Comportamentos do Facilitador
Por Silke Koerner*
Durante os últimos anos ficou cada vez mais claro para nós que os participantes de
programas de treinamento e desenvolvimento devem não só tomar parte ativa na
definição dos objetivos, como também assumir a responsabilidade pela
aprendizagem. O grupo de profissionais da área de treinamento experiencial na
Europa que favorece apóia a “aprendizagem auto-responsável” vem crescendeo
constantemente, como mostra a lotação do workshop “Sägen an der Krücke”

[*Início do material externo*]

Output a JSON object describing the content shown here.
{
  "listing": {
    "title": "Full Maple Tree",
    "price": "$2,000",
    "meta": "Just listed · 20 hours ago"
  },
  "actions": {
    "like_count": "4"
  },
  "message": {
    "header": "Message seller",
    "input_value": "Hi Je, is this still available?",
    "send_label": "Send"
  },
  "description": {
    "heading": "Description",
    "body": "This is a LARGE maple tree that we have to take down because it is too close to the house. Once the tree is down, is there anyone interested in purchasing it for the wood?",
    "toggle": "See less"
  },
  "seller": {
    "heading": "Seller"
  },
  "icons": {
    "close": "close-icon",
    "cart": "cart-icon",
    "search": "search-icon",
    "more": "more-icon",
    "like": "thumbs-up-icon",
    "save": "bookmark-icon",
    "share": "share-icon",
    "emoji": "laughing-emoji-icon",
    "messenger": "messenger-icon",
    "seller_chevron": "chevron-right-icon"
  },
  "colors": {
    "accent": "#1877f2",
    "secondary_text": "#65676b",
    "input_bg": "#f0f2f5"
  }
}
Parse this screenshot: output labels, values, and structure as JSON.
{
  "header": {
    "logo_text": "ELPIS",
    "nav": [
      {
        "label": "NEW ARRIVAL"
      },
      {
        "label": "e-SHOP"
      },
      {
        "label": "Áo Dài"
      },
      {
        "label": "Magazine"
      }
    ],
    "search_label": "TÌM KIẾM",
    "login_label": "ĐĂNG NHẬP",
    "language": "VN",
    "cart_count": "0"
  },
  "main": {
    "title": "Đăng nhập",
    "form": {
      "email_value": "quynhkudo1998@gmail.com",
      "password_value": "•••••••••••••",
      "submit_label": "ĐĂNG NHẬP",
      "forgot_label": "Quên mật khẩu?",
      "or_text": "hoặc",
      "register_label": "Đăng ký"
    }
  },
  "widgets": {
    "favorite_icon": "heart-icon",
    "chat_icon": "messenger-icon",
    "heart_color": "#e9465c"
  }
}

(Serrando as Muletas) apresentado por Silke Koerner na Conferência “Erleben und
Lernen”, na Universidade de Ausburg, Alemanha, outubro de 2002. Neste workshop
foram exploradas diversos aspectos do comportamento do facilitador e métodos
para promover a aprendizagem auto-responsável. Existem duas áreas de principal
influência:
1 - o design da atividade
É importantíssimo que dentro da estrutura de uma atividade haja espaço para os
processos do grupo ocorrerem, assim como para a descoberta. Isso permite que o
participante assuma a responsabilidade pela aprendizagem. Quanto “mais liberdade
de movimento” a atividade der para os participantes, maior será a gama de
experiências que eles poderão ter. Vamos comparar atividades que têm somente
uma solução com atividades que permitem diversas soluções.

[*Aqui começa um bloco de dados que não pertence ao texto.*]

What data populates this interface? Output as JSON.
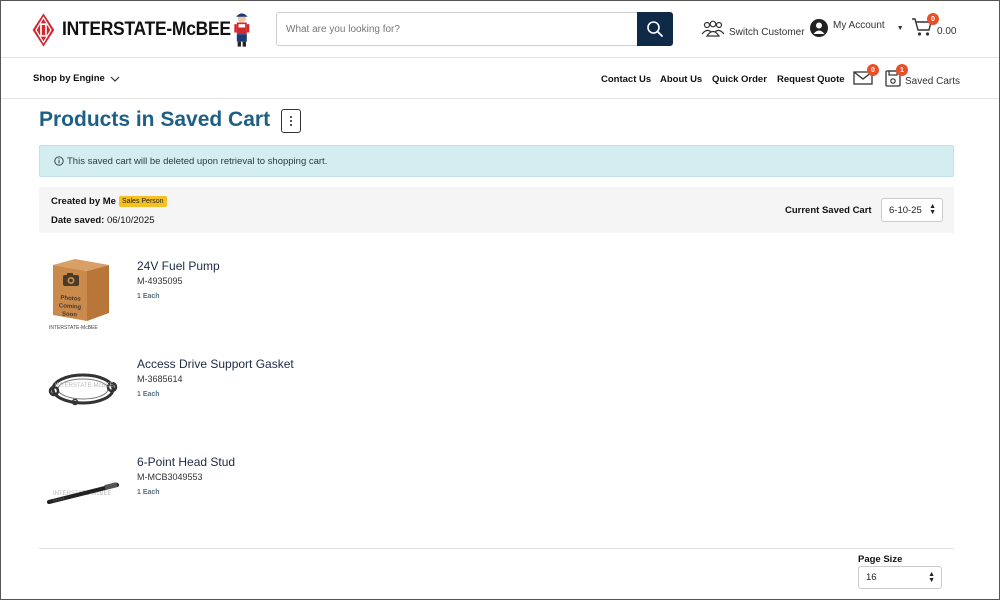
{
  "header": {
    "brand": "INTERSTATE-McBEE",
    "search_placeholder": "What are you looking for?",
    "switch_customer": "Switch Customer",
    "my_account": "My Account",
    "cart_count": "0",
    "cart_total": "0.00"
  },
  "nav": {
    "shop_by_engine": "Shop by Engine",
    "links": [
      "Contact Us",
      "About Us",
      "Quick Order",
      "Request Quote"
    ],
    "messages_count": "0",
    "saved_carts_count": "1",
    "saved_carts": "Saved Carts"
  },
  "main": {
    "title": "Products in Saved Cart",
    "alert": "This saved cart will be deleted upon retrieval to shopping cart.",
    "created_by_label": "Created by Me",
    "created_by_badge": "Sales Person",
    "date_saved_label": "Date saved:",
    "date_saved_value": "06/10/2025",
    "current_saved_cart_label": "Current Saved Cart",
    "current_saved_cart_value": "6-10-25",
    "items": [
      {
        "name": "24V Fuel Pump",
        "sku": "M-4935095",
        "qty": "1 Each",
        "image_caption": "Photos Coming Soon",
        "image_brand": "INTERSTATE-McBEE"
      },
      {
        "name": "Access Drive Support Gasket",
        "sku": "M-3685614",
        "qty": "1 Each"
      },
      {
        "name": "6-Point Head Stud",
        "sku": "M-MCB3049553",
        "qty": "1 Each"
      }
    ],
    "page_size_label": "Page Size",
    "page_size_value": "16"
  },
  "colors": {
    "brand_red": "#d3262e",
    "title_blue": "#1e5f86",
    "search_button": "#0f2a46",
    "badge_orange": "#e8502a",
    "alert_bg": "#d4edf1",
    "sales_badge": "#f5c020"
  }
}
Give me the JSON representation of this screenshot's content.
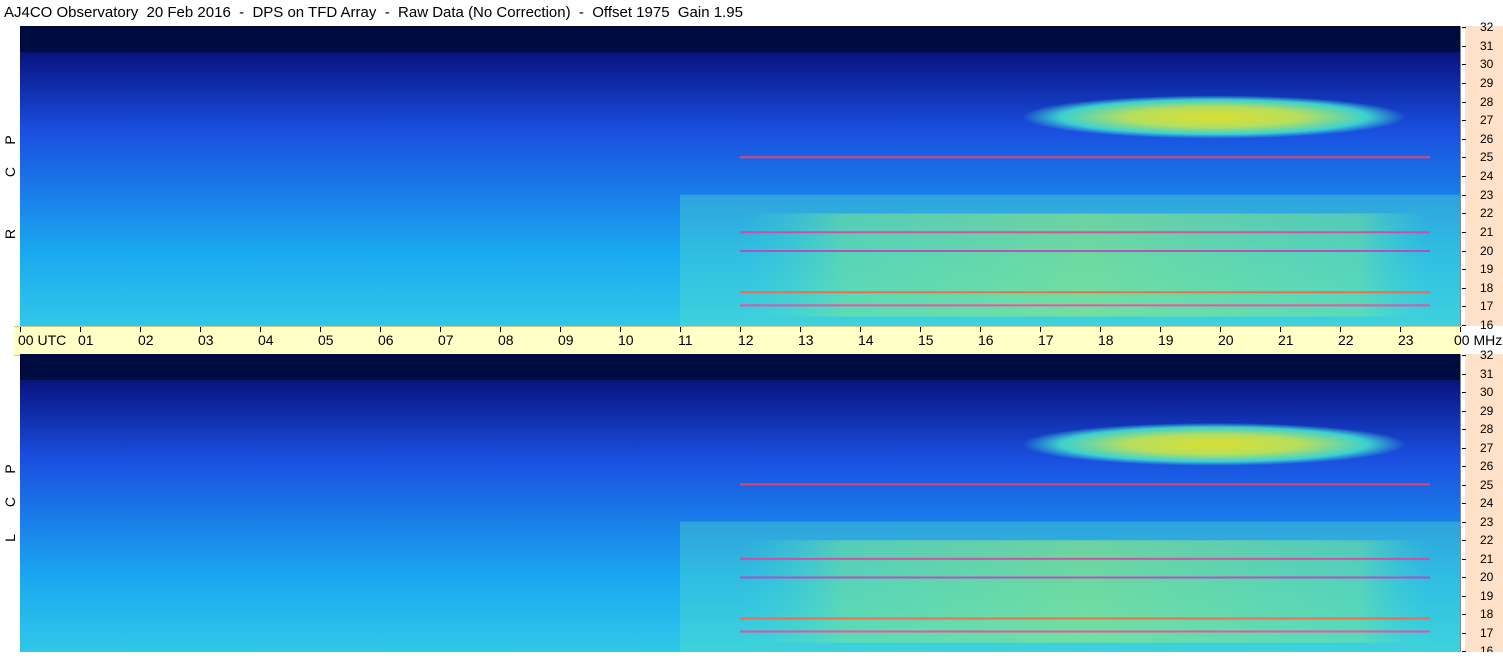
{
  "title": "AJ4CO Observatory  20 Feb 2016  -  DPS on TFD Array  -  Raw Data (No Correction)  -  Offset 1975  Gain 1.95",
  "panels": [
    {
      "id": "rcp",
      "label": [
        "R",
        "C",
        "P"
      ]
    },
    {
      "id": "lcp",
      "label": [
        "L",
        "C",
        "P"
      ]
    }
  ],
  "time_axis": {
    "first_label": "00  UTC",
    "hours": [
      "01",
      "02",
      "03",
      "04",
      "05",
      "06",
      "07",
      "08",
      "09",
      "10",
      "11",
      "12",
      "13",
      "14",
      "15",
      "16",
      "17",
      "18",
      "19",
      "20",
      "21",
      "22",
      "23"
    ],
    "last_label": "00 MHz"
  },
  "freq_axis": {
    "labels": [
      "32",
      "31",
      "30",
      "29",
      "28",
      "27",
      "26",
      "25",
      "24",
      "23",
      "22",
      "21",
      "20",
      "19",
      "18",
      "17",
      "16"
    ]
  },
  "chart_data": {
    "type": "heatmap",
    "title": "AJ4CO Observatory  20 Feb 2016  -  DPS on TFD Array  -  Raw Data (No Correction)  -  Offset 1975  Gain 1.95",
    "x": {
      "label": "UTC",
      "range": [
        0,
        24
      ],
      "ticks": [
        "00",
        "01",
        "02",
        "03",
        "04",
        "05",
        "06",
        "07",
        "08",
        "09",
        "10",
        "11",
        "12",
        "13",
        "14",
        "15",
        "16",
        "17",
        "18",
        "19",
        "20",
        "21",
        "22",
        "23",
        "00"
      ]
    },
    "y": {
      "label": "MHz",
      "range": [
        16,
        32
      ],
      "ticks": [
        32,
        31,
        30,
        29,
        28,
        27,
        26,
        25,
        24,
        23,
        22,
        21,
        20,
        19,
        18,
        17,
        16
      ]
    },
    "series": [
      {
        "name": "RCP"
      },
      {
        "name": "LCP"
      }
    ],
    "colormap": [
      "#000a3c",
      "#0a1a8c",
      "#1a4fe0",
      "#1aa8f0",
      "#40e0d0",
      "#c8f050",
      "#f0f020",
      "#ff4060"
    ],
    "features": [
      {
        "type": "emission",
        "time_range": [
          16.7,
          23.1
        ],
        "freq_range": [
          26,
          28.3
        ]
      },
      {
        "type": "emission",
        "time_range": [
          12,
          23.5
        ],
        "freq_range": [
          16.5,
          22
        ]
      },
      {
        "type": "interference_line",
        "freq": 25
      },
      {
        "type": "interference_line",
        "freq": 21
      },
      {
        "type": "interference_line",
        "freq": 20
      },
      {
        "type": "interference_line",
        "freq": 17.8
      },
      {
        "type": "interference_line",
        "freq": 17.1
      }
    ]
  },
  "colors": {
    "axis_bg": "#ffffc6",
    "freq_bg": "#ffe0c8"
  }
}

Somente uma solução é possível. Um determinado insight é desejado, e quando
os participantes vencem o desafio apresentado, o mesmo é alcançado, mais ou
menos como quando vemos acender uma lâmpada dentro do balão de pensamento
de um personagem de história em quadrinhos. O problema é que este tipo de
atividade geralmente não têm espaço para nenhum outro tipo de aprendizagem. Ou
seja: quando o insight a ser alcançado com a atividade já é pré-determinado, sobra
pouco ou nenhum espaço para que os processos daquele grupo específico sejam
examinados. Além disso, quando um ou mais participantes já conhecem o que deve
ser aprendido, a atividade e – junto – o efeito “lâmpada acendendo em cima da
cabeça” morrem. Óbviamente, a riqueza do que pode ser aprendido é severamente
limitada.
Várias soluções são possíveis. Neste tipo de atividade, quais os insights a serem
alcançados é uma questão, em grande parte, aberta. O controle sobre a discussão é
menor, pois apesar apesar de poder direcioná-la, o facilitador não tem garantias do
rumo que ela tomará. Por isso o espaço para a descoberta, e conseqüentemente
para o aprendizado, é muito maior.
É interessante compararmos estes dois tipos de atividades com os tipo de
perguntas (aberta ou fechada) que podemos fazer a um participante durante um
processamento1 de uma experiência. Uma pergunta fechada oferece apenas
sim/não, é/não é, etc. como respostas possíveis. Este tipo de pergunta não leva o
participante a aprofundar-se na análise do processo ocorrido durante a atividade.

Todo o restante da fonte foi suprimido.